Monday, 22 May 2023

Paradessence

 


I’ve got a list of books that isn’t so much To Be Read as At-Some-Point-In-My-Life-This-Looked-Terribly-Interesting-And-I’ll-Make-A-Note-Of-It-And-Read-It-One-Day. Many of these never get read and drift to the oblivion of the depths of the list. The Savage Girl by Alex Shakar is one that I rescued just before it floated off into obscurity. I’d noted it about ten years ago, when the book was already ten years old.

Here’s the review I published. I wasn’t too savage, but it wasn’t an easy book to read:

---------------------------------------------------------------------------

The Savage Girl

 

Without giving away too much, the subject of cryogenics features in “The Savage Girl”, and I felt rather as if I’d defrosted something frozen in time, or opened a time capsule as I read this novel. It was written at the turn of the 21st century, certainly pre-social media and Web 2.0 which makes it oddly quaint in places. 

 

The novel is a satire on marketing, trend-forecasting and the consumer society. Not the sort of book I normally read for leisure, but I’ve worked in advertising and marketing more years than I care to mention, so thought I’d give it a go.

 

I found the novel quite difficult to get into. Because of its age, a lot of what may have seemed futuristic at the time of writing seems a bit - so what, or what the? - today.

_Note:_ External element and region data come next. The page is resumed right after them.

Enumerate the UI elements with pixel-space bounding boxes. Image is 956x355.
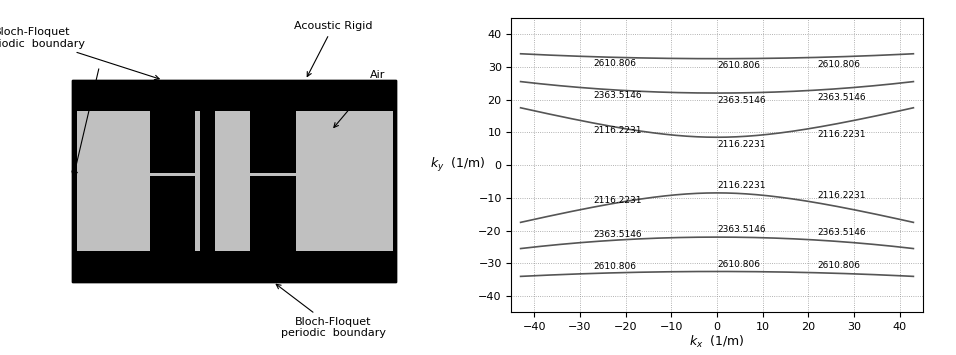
Bar <box>150 98 195 173</box>
Bar <box>150 176 195 251</box>
Text: 2363.5146: 2363.5146 <box>817 229 866 237</box>
Bar <box>215 111 250 251</box>
Text: Bloch-Floquet
periodic  boundary: Bloch-Floquet periodic boundary <box>276 284 385 338</box>
Text: 2610.806: 2610.806 <box>594 262 637 271</box>
Text: 2610.806: 2610.806 <box>817 60 860 69</box>
Bar <box>73 80 396 282</box>
Text: Bloch-Floquet
periodic  boundary: Bloch-Floquet periodic boundary <box>0 27 160 80</box>
Text: 2610.806: 2610.806 <box>717 61 760 70</box>
X-axis label: $k_x$  (1/m): $k_x$ (1/m) <box>689 333 745 350</box>
Bar <box>250 111 393 251</box>
Y-axis label: $k_y$  (1/m): $k_y$ (1/m) <box>430 156 486 174</box>
Text: 2116.2231: 2116.2231 <box>817 191 866 200</box>
Text: 2116.2231: 2116.2231 <box>817 130 866 139</box>
Text: 2610.806: 2610.806 <box>594 59 637 69</box>
Text: 2116.2231: 2116.2231 <box>594 196 642 204</box>
Text: 2610.806: 2610.806 <box>817 261 860 270</box>
Text: 2363.5146: 2363.5146 <box>717 225 766 235</box>
Text: Air: Air <box>334 70 385 127</box>
Text: 2116.2231: 2116.2231 <box>717 140 766 149</box>
Text: Acoustic Rigid: Acoustic Rigid <box>293 21 372 77</box>
Bar <box>76 111 200 251</box>
Bar <box>73 80 396 282</box>
Text: 2363.5146: 2363.5146 <box>594 91 642 100</box>
Text: 2363.5146: 2363.5146 <box>717 95 766 105</box>
Bar <box>250 176 295 251</box>
Text: 2116.2231: 2116.2231 <box>594 126 642 135</box>
Text: 2116.2231: 2116.2231 <box>717 181 766 190</box>
Bar <box>250 98 295 173</box>
Text: 2363.5146: 2363.5146 <box>817 93 866 102</box>
Text: 2610.806: 2610.806 <box>717 260 760 269</box>
Text: 2363.5146: 2363.5146 <box>594 230 642 239</box>
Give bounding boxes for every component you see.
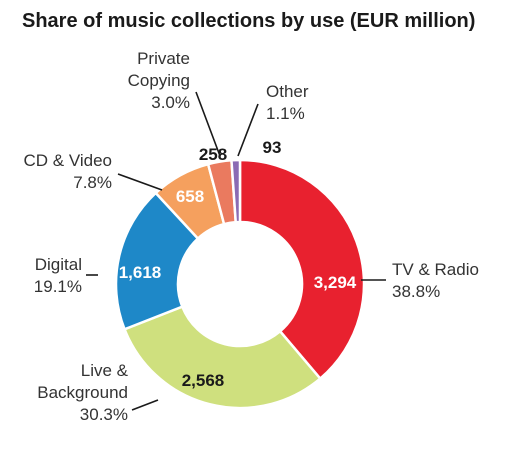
value-label-digital: 1,618 — [119, 263, 162, 282]
slice-other — [230, 158, 242, 224]
category-label-tv-radio: TV & Radio 38.8% — [392, 260, 479, 301]
category-label-private-copying: Private Copying 3.0% — [128, 49, 190, 112]
leader-line-live-background — [131, 399, 159, 411]
leader-line-private-copying — [195, 91, 221, 157]
category-label-digital: Digital 19.1% — [34, 255, 82, 296]
slice-tv-radio — [238, 158, 366, 381]
chart-title: Share of music collections by use (EUR m… — [22, 10, 476, 32]
value-label-cd-video: 658 — [176, 187, 204, 206]
leader-line-cd-video — [117, 173, 163, 191]
category-label-other: Other 1.1% — [266, 82, 309, 123]
value-label-other: 93 — [263, 138, 282, 157]
category-label-cd-video: CD & Video 7.8% — [23, 151, 112, 192]
leader-line-other — [237, 103, 259, 157]
slice-digital — [114, 191, 200, 331]
value-label-live-background: 2,568 — [182, 371, 225, 390]
category-label-live-background: Live & Background 30.3% — [37, 361, 128, 424]
value-label-tv-radio: 3,294 — [314, 273, 357, 292]
value-label-private-copying: 258 — [199, 145, 227, 164]
slice-live-background — [122, 305, 322, 410]
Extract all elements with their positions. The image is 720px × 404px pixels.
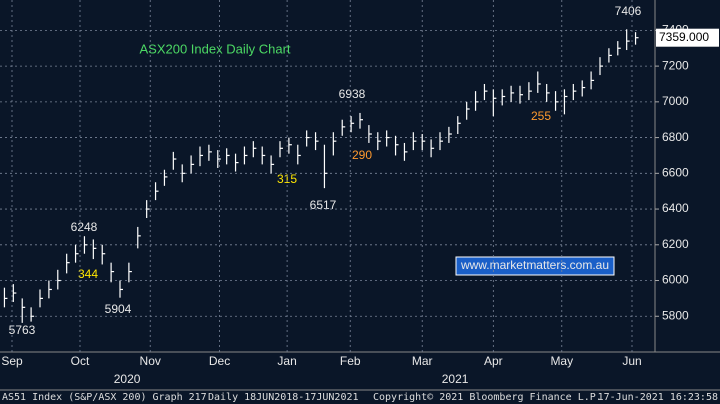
low-label: 5904 [105, 302, 132, 316]
high-label: 6248 [71, 220, 98, 234]
chart-title: ASX200 Index Daily Chart [139, 41, 290, 56]
low-label: 6517 [310, 198, 337, 212]
x-tick-label: Apr [484, 354, 503, 368]
y-tick-label: 6200 [662, 237, 689, 251]
footer-text: AS51 Index (S&P/ASX 200) Graph 217 [2, 392, 207, 403]
annotation: 315 [277, 172, 297, 186]
y-tick-label: 6600 [662, 165, 689, 179]
high-label: 6938 [339, 87, 366, 101]
x-tick-label: Nov [140, 354, 161, 368]
y-tick-label: 6400 [662, 201, 689, 215]
annotation: 255 [531, 109, 551, 123]
x-tick-label: Dec [209, 354, 230, 368]
annotation: 290 [352, 148, 372, 162]
year-label: 2020 [114, 372, 141, 386]
y-tick-label: 6000 [662, 273, 689, 287]
x-tick-label: Mar [412, 354, 433, 368]
y-tick-label: 6800 [662, 130, 689, 144]
website-box [455, 256, 615, 276]
footer-text: Daily 18JUN2018-17JUN2021 [208, 392, 359, 403]
y-tick-label: 7200 [662, 58, 689, 72]
high-label: 7406 [615, 4, 642, 18]
last-price-label: 7359.000 [659, 30, 709, 44]
footer-text: Copyright© 2021 Bloomberg Finance L.P. [373, 392, 602, 403]
website: www.marketmatters.com.au [460, 258, 609, 272]
year-label: 2021 [442, 372, 469, 386]
footer-text: 17-Jun-2021 16:23:58 [598, 392, 718, 403]
low-label: 5763 [9, 323, 36, 337]
x-tick-label: Oct [71, 354, 90, 368]
y-tick-label: 5800 [662, 308, 689, 322]
y-tick-label: 7000 [662, 94, 689, 108]
x-tick-label: May [550, 354, 573, 368]
last-price-box [656, 28, 719, 47]
x-tick-label: Jan [277, 354, 296, 368]
x-tick-label: Sep [1, 354, 23, 368]
annotation: 344 [78, 267, 98, 281]
x-tick-label: Jun [622, 354, 641, 368]
x-tick-label: Feb [340, 354, 361, 368]
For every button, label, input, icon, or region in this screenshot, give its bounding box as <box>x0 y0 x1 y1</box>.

One character sits looking at an array of giant computer screens, pulling out patterns. Well, today we have ChatGPT and tomorrow who knows? The characters are by-and-large grotesques - not human enough for you to care about any of them, yet not outrageous enough to be amusing. Sometimes, it all seemed a bit pretentious and just too clever for its own good.

 

Having said that, there were some excellent ideas along the way. The story forsees lots of stuff going on today - the metaverse and virtualism, shifting truths and echo chamber bubbles. I did cringe at some of the passages evoking those ghastly bullsh*tty brainstormings and insight sessions that I’ve participated in. And the concept of “Paradessence” - paradoxical essence or “two opposing desires that a product satisfies simultaneously” (such as stimulation and relaxation) - is spot on. “The job of a marketer is to cultivate this schismatic core, this broken soul, at the center of every product.”

 

The question of whether we are heading for the “Light Age” - the optimistic view - or the “Lite Age” was also interesting once I finally got the distinction.

 

All-in-all, thought-provoking in places, but wish I’d read this novel when it (and I) were 20 years younger.  


----------------------------------------------------------------------------------------


Theres a long lecture by one of the obnoxious characters in the book, which examines Ernest Dichters The Strategy of Desire, Soviet propaganda and American marketing, and the development of irony and now - post-irony. All interesting ideas, which are commented on in this review and interview with the author. 


The “Paradessence” idea is one I’ve banged on about frequently in this blog - and I liked the examples in the book:


Coffee - stimulation and relaxation

Air travel - sanistised adventure, exoticism and familiarity

Ice cream - eroticism and innocence


And while one character refers to this as “a schismatic core/broken soul”, his less cynical colleague expresses it as the “magic” - the sneakers that enable you not just to grip the earth and stay grounded, but to soar into the air and your dreams, too.


I wonder how much money has been made over the years from touting the paradox-resolution brand essence idea around, dressed up with a clever-clogs name and a fancy model?